Wednesday, November 2, 2011

CCBill Vulnerability Reward Program Sucks








I think this is called lies and mockery ! How come after months still works ? 

https://admin.ccbill.com/wap-public/wms/page.wap?p=StagingScreen&pId=XSS  

See: http://i.imgur.com/Gy4Lj.jpg
       http://i.imgur.com/GNAD9.jpg  

http://help.ccbill.com/robohelp/server?&area=general&mgr=agm&agt=wsm&wnd=CCBillGen2|Admin_Portal&tpc=XSS  

See: http://i.imgur.com/oAhCb.jpg  

https://affiliateadmin.ccbill.com/signup.cgi?CA=930585-0000&checkname=&company=&domain=XSS  

See: http://i.imgur.com/w1ZnT.jpg 

http://refer.ccbill.com
Apache is vulnerable to HTML/XSS injection through "Expect" header For poc I have used Live HTTP Headers ( mozilla firefox addon )  
See: http://i.imgur.com/goGBa.jpg  


 http://apps.ccbill.com 
xss via cookie input To see the poc you need to set cookieLetterSize with an XSS vector  


See: http://i.imgur.com/fqFID.jpg 

and you still believe in "No More Free Bugs" Initiatives ? Fuck off CCBill !!!

4 comments:

albino said...

I dealt with the ccbill vulnerability reward program myself, and my impression is that they acted with integrity but simply made the mistake of not properly securing their sites before starting. As a result, they received loads of duplicate reports (because there was loads of low-hanging fruit) and naturally it took them ages to patch them all. Hence them suspending the reward program very quickly.

I submitted ~6 vulnerabilities (all trival) and 4 of those were marked as duplicates, so I got paid for 2.

albino said...

I think the root cause of this is that the CCBill site was not very secure when the reward program was opened. This meant that there was lots of low hanging fruit csrf/xss in every input. This meant that lots of people reported the same flaws; and lots of duplicate reports means angry people. This is why they suspended the reward program really quickly. Of the 6 vulnerabilities I submitted, 4 were declared duplicate, which is perfectly plausible. A scanner could have found those vulns. If CCBill weren't trustworthy they could have easily claimed all 6 were duplicates but they didn't.
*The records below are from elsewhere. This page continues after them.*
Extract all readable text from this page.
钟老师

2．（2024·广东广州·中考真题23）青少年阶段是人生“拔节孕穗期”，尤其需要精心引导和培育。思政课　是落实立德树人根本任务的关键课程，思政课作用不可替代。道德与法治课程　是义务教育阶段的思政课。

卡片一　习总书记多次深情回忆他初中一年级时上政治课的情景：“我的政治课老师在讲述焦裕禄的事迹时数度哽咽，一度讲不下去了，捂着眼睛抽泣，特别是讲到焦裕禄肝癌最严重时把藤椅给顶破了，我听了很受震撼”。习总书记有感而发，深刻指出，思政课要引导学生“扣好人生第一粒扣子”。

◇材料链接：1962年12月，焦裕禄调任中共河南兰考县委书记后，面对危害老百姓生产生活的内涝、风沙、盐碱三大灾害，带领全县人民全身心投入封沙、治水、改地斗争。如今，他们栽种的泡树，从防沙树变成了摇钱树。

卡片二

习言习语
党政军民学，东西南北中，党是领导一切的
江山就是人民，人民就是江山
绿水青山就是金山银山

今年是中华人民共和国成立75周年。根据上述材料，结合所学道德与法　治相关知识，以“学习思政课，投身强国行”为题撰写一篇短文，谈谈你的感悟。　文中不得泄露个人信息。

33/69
When the program reopens I'm definitely going to take part, and hopefully it will be harder this time.

Ariko-Security said...

They are cheaters, We've reported 2 SQLi injections - they said that already reported - it's not TRUE! If it was true = they DID fix it in 1 day ! vulnerability was CRITICAL, and they fixed it 1 day after i've sent them info!. Cheaters - want free security reports THAT's ALL.

Ariko-Security said...

They are cheaters, and want free security audits.. all is reported as submitted, we have sent 2 sqli - no reward = all submitted but after 1 day vulnerability was fixed (2 years old.)